Alors devant cette altercation qui risquait de dégénérer, j’ai fait ce que n’importe quel être civilisé ferait à ma place : j’ai ralenti et j’ai regardé.

Je me suis quand même dit « si quelqu’un intervient pour les séparer, j’interviens aussi ! ». Du coup on était pas mal à se regarder en se disant « s’il intervient, j’interviens ».

Quand y a un conflit dans la rue, on est tous des casques bleus : on est là, avec plein de bonnes intentions, mais on sert à rien.

Entre temps les deux autres se sont calmés, putain pile quand j’allais y aller.

Ils sont remontés dans leurs voitures en se balançant quand même quelques noms d’oiseaux :

« Faucon !

- Sale merle !

- Fils de buse!

- Gros canard ! 

- Je vais t’épervier ! 

- Ouais c’est ça pète moi l’hirondelle !

- Grue cendrée !

- Marouette de Baillon !

- Locustelle tachetée ! »

Oui c’était des noms d’oiseaux très précis, apparemment on avait affaire à des ornithologues motorisés. 

J’ai pris mon courage à deux mains et j’ai attendu que l’un des deux parte pour aller voir l’autre.

« Que s’est-il passé ? » lui dis-je.

« Je regarde souvent chasse et pêche, du coup je m’y connais un peu en volatile » Me répond-il.

« Mais non, avant. Pourquoi vous êtes-vous écharpés ? » Le reprends-je.

« Ah ça ! C’est parce qu’il s’est inséré dans ma file sans mettre son clignotant »

Et c’est tout. 

S’il avait dit « il s’est introduit dans ma FILLE sans mettre son clignotant », j’aurais pu comprendre sa colère, ça se fait pas, mais là…

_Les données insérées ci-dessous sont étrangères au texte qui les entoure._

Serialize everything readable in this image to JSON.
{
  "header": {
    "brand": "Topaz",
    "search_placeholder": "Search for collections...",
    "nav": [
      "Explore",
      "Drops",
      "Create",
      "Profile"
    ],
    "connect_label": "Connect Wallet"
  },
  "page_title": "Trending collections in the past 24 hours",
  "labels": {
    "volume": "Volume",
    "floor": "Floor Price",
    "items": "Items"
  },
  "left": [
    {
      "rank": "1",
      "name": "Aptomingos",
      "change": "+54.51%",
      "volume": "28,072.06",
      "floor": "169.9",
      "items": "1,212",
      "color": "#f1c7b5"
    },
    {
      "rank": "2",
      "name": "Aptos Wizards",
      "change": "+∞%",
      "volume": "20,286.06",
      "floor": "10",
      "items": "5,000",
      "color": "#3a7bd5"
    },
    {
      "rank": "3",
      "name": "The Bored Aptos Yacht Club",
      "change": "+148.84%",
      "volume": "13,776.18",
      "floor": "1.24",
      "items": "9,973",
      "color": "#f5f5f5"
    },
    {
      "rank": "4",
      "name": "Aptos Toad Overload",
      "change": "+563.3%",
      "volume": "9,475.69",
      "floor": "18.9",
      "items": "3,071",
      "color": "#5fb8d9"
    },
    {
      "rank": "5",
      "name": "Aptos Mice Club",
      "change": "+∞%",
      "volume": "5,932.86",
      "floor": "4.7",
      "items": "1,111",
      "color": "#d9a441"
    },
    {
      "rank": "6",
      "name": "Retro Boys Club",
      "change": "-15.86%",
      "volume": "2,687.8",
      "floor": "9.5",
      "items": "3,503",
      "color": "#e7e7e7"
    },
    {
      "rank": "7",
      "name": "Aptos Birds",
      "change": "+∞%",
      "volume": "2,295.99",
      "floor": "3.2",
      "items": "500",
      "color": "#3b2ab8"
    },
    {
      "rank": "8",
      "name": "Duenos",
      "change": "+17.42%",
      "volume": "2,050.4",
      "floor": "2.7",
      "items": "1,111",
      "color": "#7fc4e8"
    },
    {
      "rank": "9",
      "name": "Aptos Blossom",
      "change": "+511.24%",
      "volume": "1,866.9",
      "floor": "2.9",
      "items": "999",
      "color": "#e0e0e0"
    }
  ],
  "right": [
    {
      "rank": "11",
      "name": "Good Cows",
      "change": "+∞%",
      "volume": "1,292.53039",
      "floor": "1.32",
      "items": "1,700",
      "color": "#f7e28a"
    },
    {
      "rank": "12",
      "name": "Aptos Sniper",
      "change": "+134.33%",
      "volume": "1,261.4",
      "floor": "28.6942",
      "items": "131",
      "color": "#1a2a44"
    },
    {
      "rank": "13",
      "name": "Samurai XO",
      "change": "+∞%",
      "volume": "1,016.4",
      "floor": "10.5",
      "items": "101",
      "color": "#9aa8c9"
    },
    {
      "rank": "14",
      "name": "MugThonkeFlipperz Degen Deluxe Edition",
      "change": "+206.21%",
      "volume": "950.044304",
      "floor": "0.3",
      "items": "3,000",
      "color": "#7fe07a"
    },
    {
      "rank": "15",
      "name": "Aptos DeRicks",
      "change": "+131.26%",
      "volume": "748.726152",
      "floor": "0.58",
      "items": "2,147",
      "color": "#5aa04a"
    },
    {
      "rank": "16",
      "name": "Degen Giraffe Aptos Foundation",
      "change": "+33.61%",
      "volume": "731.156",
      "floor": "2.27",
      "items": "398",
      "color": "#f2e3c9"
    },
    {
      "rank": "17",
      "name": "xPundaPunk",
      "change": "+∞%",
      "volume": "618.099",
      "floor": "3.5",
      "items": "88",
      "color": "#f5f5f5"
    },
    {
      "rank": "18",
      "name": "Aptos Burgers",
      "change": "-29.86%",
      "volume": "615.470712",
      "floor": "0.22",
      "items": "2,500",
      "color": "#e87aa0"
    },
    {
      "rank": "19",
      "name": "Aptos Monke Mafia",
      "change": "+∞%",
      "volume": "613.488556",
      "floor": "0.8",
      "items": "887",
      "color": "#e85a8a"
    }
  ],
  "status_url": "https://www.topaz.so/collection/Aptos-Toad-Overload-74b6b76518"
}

Deux adultes ont failli se mettre sur la couenne parce qu’il y en a un qui lui avait coupé la route. 

C’est fou comme on devient con quand on est sur 4 roues.

Les queues de poisson font disjoncter les cervelles de moineaux.

Ah ben sur la route y a que le bison qui est futé.

Alors vous aurez remarqué que je fais beaucoup dans la référence animalière, c’est mon petit côté Jean de Lafontaine. 

Chez moi j’ai aussi des perruques poudrées, des chemisiers à jabot, des candélabres, ça c’est mon petit côté Jean de Lafistinière.

En parlant d’espace commun, y a un lieu commun sur la route c’est que chacun est sûr et certain de conduire mieux que tout le monde.

Et on ne roule pas sur LA route, on roule sur SA route.

Y a une hiérarchisation des connards sur la route de toute façon, au sommet des connards y a les animaux. Eux ils s’en branlent, il suffit qu’un panneau les annoncent et ils peuvent traverser où ils veulent et quand ils veulent pendant 10 kilomètres : « balec je suis une biche ! ».